Singapore Press Holdings, Chinese Media Group

When hunting for jobs, there are a multitude of factors to consider – and while a job opportunity is always great, there are some conditions that may make you change your mind about even applying at all.

According to the Ministry of Manpower’s (MOM) Job Vacancies 2018 report released on Tuesday (March 19), there were a total of 63,300 job vacancies last year.

Pay and working conditions were the main reasons cited for unfilled job vacancies for extended periods last year.

The report found that 34 per cent of job vacancies were unfilled for six months or more. And according to MOM, openings for Professionals, Managers, Executives and Technicians (PMET) were easier to fill than non-PMET ones.

According to MOM, Singaporeans were not as attracted to non-PMET openings because of unattractive pay, physically strenuous job nature, work on weekends or public holidays, and shift work.

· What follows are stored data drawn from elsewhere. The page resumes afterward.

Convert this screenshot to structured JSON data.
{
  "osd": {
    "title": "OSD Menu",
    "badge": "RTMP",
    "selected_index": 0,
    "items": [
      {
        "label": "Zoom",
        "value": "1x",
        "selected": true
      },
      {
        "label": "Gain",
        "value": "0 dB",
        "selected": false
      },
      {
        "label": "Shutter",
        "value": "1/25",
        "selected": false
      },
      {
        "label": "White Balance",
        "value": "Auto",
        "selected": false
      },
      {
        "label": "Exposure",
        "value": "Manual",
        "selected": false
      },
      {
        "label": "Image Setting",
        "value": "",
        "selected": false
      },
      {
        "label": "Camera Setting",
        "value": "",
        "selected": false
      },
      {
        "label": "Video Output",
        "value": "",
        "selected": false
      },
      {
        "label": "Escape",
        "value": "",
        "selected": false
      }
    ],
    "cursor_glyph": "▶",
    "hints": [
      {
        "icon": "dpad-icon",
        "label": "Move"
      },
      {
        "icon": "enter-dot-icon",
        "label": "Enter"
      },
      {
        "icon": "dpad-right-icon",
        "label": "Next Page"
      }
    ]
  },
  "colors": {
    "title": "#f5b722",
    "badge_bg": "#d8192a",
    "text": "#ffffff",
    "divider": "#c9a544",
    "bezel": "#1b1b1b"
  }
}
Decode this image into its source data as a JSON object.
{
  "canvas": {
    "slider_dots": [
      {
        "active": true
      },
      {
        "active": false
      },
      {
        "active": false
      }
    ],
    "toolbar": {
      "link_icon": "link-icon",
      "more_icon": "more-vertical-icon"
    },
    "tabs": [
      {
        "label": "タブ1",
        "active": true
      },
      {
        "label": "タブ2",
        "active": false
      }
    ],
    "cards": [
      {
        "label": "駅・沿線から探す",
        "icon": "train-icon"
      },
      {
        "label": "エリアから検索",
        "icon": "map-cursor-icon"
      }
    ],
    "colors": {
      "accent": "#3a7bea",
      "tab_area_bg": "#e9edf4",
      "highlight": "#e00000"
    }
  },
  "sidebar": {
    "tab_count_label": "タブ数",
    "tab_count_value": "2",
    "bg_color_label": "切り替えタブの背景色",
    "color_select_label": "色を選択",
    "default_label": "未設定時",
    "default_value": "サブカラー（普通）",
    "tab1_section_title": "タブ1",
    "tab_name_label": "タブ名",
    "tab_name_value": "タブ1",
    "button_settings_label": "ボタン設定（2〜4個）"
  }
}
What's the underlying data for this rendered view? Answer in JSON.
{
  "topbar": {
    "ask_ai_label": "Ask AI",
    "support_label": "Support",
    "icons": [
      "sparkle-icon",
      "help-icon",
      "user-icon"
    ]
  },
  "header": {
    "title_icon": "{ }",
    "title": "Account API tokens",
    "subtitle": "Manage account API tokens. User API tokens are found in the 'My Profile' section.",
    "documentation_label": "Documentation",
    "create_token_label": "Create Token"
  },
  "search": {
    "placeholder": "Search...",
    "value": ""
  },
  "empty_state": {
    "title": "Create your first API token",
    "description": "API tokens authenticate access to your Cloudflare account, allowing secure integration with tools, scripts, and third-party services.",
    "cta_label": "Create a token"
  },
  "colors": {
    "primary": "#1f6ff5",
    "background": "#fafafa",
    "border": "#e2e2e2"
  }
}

When it comes to non-PMET positions, the three job titles with the most vacancies were cleaner, shop sales assistant and security guard. The report added that “the demand for these jobs has declined with ongoing industry transformation efforts”.

It also said that there was an increase in vacancies for healthcare assistant roles, amid rising healthcare demand.

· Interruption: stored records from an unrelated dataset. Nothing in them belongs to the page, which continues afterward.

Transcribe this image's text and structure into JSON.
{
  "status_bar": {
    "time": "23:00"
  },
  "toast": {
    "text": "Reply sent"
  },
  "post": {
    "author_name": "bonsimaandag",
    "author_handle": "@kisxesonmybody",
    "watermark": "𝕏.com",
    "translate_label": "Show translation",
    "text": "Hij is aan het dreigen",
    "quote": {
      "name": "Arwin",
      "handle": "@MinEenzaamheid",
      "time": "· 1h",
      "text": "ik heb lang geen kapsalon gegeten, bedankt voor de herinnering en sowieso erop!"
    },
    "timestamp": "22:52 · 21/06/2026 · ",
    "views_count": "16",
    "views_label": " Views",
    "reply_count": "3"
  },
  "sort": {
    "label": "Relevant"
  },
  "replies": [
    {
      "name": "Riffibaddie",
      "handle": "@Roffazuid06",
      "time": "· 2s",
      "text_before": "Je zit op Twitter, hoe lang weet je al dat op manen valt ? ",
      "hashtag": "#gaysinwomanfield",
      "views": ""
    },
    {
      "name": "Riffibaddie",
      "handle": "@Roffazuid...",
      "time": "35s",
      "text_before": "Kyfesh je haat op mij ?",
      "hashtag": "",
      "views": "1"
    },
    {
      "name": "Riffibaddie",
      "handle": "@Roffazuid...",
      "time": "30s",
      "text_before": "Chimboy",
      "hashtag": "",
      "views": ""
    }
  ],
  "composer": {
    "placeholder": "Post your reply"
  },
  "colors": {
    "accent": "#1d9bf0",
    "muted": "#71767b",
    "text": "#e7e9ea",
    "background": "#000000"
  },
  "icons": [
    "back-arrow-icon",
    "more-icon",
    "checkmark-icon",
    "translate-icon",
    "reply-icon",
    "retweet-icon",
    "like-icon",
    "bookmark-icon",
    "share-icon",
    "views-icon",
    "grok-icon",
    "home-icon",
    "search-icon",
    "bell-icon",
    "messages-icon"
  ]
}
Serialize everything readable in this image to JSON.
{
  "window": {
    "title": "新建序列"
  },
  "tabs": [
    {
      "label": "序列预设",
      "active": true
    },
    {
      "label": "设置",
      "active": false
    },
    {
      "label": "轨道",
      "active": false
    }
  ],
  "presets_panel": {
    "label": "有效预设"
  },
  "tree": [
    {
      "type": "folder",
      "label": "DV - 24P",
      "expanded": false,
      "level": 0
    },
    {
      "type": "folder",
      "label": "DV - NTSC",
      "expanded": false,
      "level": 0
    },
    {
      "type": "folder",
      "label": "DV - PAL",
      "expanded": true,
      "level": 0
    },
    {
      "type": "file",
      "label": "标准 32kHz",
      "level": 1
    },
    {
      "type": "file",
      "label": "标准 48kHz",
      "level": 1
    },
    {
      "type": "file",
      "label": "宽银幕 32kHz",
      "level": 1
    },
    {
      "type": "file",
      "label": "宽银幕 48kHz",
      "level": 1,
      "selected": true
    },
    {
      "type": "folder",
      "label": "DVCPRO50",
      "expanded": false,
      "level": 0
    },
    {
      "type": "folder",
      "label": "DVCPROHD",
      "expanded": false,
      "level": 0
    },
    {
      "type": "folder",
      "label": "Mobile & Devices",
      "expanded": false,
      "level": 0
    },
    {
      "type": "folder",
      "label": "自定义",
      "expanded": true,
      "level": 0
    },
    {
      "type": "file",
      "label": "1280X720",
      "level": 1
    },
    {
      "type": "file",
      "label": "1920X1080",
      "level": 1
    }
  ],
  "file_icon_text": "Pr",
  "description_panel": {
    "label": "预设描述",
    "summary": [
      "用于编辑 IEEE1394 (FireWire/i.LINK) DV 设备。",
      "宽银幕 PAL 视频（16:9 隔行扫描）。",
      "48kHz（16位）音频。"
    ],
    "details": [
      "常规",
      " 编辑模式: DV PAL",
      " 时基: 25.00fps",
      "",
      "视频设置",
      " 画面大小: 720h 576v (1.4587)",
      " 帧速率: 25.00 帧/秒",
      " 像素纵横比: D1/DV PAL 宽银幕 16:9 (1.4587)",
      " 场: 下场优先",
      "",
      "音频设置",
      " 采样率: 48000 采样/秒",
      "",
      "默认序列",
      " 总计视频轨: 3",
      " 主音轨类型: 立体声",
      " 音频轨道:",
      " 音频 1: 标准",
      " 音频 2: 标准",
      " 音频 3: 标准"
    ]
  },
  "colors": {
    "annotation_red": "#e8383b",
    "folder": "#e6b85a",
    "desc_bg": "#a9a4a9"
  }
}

Information & communication, finance and business-related PMET positions were most sought-after by employers. Roles here include software, web & multimedia developers, systems analysts and commercial & marketing sales executives.

MOM also said that technical and analytical roles, such as chief information officers, compliance officers or risk analysts and database designers & administrators, saw an increase in demand by employers who were looking to hire.

Employers looked beyond academic qualifications

The report also found that when hiring, more employers looked beyond academic qualifications and instead, considered “a wider pool of candidates” with the relevant skills or working experience.

The proportion of PMET vacancies where academic qualification was not a main consideration increased from 42 per cent in 2017 to 52 per cent last year.

Employers placed stronger emphasis on skills or relevant working experience when hiring for positions such as software, web & multimedia developers, systems analysts and commercial & marketing sales executives.

Almost half of total vacancies were for new positions

Out of the total of 63,300 job vacancies last year, 40 per cent were for new positions created as a result of business formation and expansion.

These vacancies were commonly from community, social & personal services (education, healthcare), manufacturing (electronics, transport equipment) and information & communications, the report said.